In einer Szenerie, die einer hindernisfreien Wohnung nachempfunden ist, werden im DAM mittels Fotos, Plänen und Modellen insgesamt 35 Fallbeispiele aus Westeuropa, Chile und Japan vorgestellt, vom kleinen Gartenhaus über die gemeinschaftlich genutzte Stadtvilla bis hin zum Wohnblock mit selbst organisierter Nachbarschaftshilfe. Dabei geniessen Schweizer Lösungen viel Aufmerksamkeit: etwa der von Dual Architekten in der Tradition des Stöcklis im Garten eines Einfamilienhauses errichtete Wohnpavillon Arn in Küttigkofen, die Siedlung Steinacker von Hasler Schlatter in Zürich mit zwei Kindergärten und einer Grosswohnung für Demenzkranke, das Gemeinschaftswohnhaus «50 plus» von Haerle Hubacher in Winterthur oder die Wohnfabrik «Solinsieme» in St. Gallen – ein ehemaliges Stickereigebäude, das mehrere ältere Frauen für ihre Ansprüche transformieren und erweitern liessen. Spannend sind auch die Umnutzungen eines 240 Meter langen denkmalgeschützten Scheibenhauses aus DDR-Zeiten an der Prager Strasse in Dresden oder eines hübschen, an den Ecken windschnittig abgerundeten Kaufhauses in Eschweiler.
Pilotprojekt aus Italien
Kann man hier in barrierenfreien Wohnungen ein unabhängiges städtisches Leben geniessen, so sind die Bewohner des Alters- und Pflegeheims «Symfonien» von Vilhelm Lauritzen im dänischen Næstved ebenso auf Fürsorge angewiesen wie die Insassen des Pflegezentrums «Château Heisdorf» in Luxemburg, das funktional sein mag, formal aber nicht wirklich überzeugen kann. Als Bereicherung der Umgebung erweist sich hingegen eine schon vor 15 Jahren von Behnisch Architekten in Ingolstadt verwirklichte Wohnanlage, die mit ihren wuchernden Vorgärten bei Familien und Senioren gleichermassen beliebt ist.
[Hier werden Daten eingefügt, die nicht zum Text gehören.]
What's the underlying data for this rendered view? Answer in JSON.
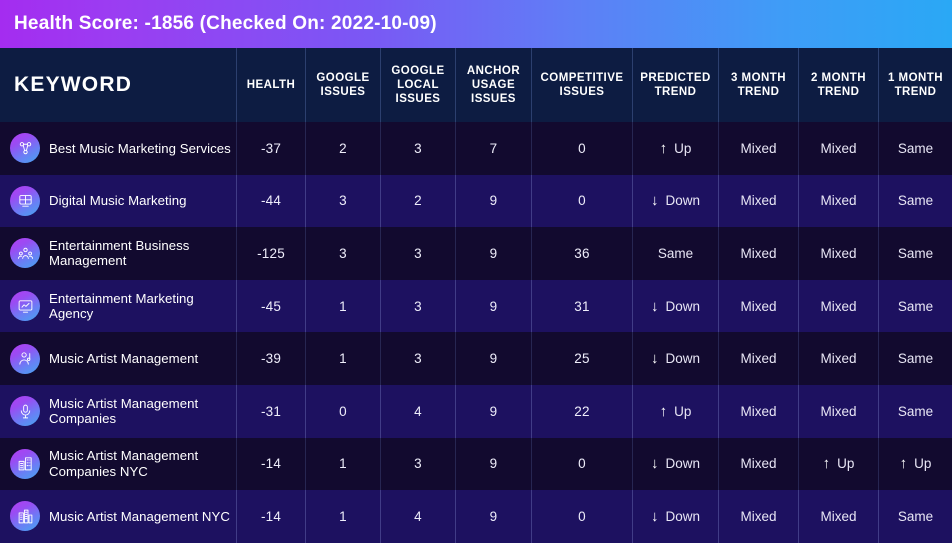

Entfernt mit ihr vergleichbar ist die aus schwellenfrei umgestalteten Altbauten bestehende Häuserzeile neben dem Kirchlein in Tiedoli. Diese Seniorensiedlung in einem von der Abwanderung bedrohten Weiler im Apennin gilt als Pilotprojekt von gesamteuropäischer Bedeutung. Wie viele der vorgestellten Beispiele zeigt es, dass glücklicher Wohnen im Alter viele Gesichter haben kann.
Bis 19. Mai. Katalog: Netzwerk Wohnen. Architektur für Generationen. Hrsg. Annette Becker, Peter Cachola Schmal, Claudia Haas. Prestel-Verlag, München 2013. 239 S., Fr. 53.90 (€ 39.95 in der Ausstellung).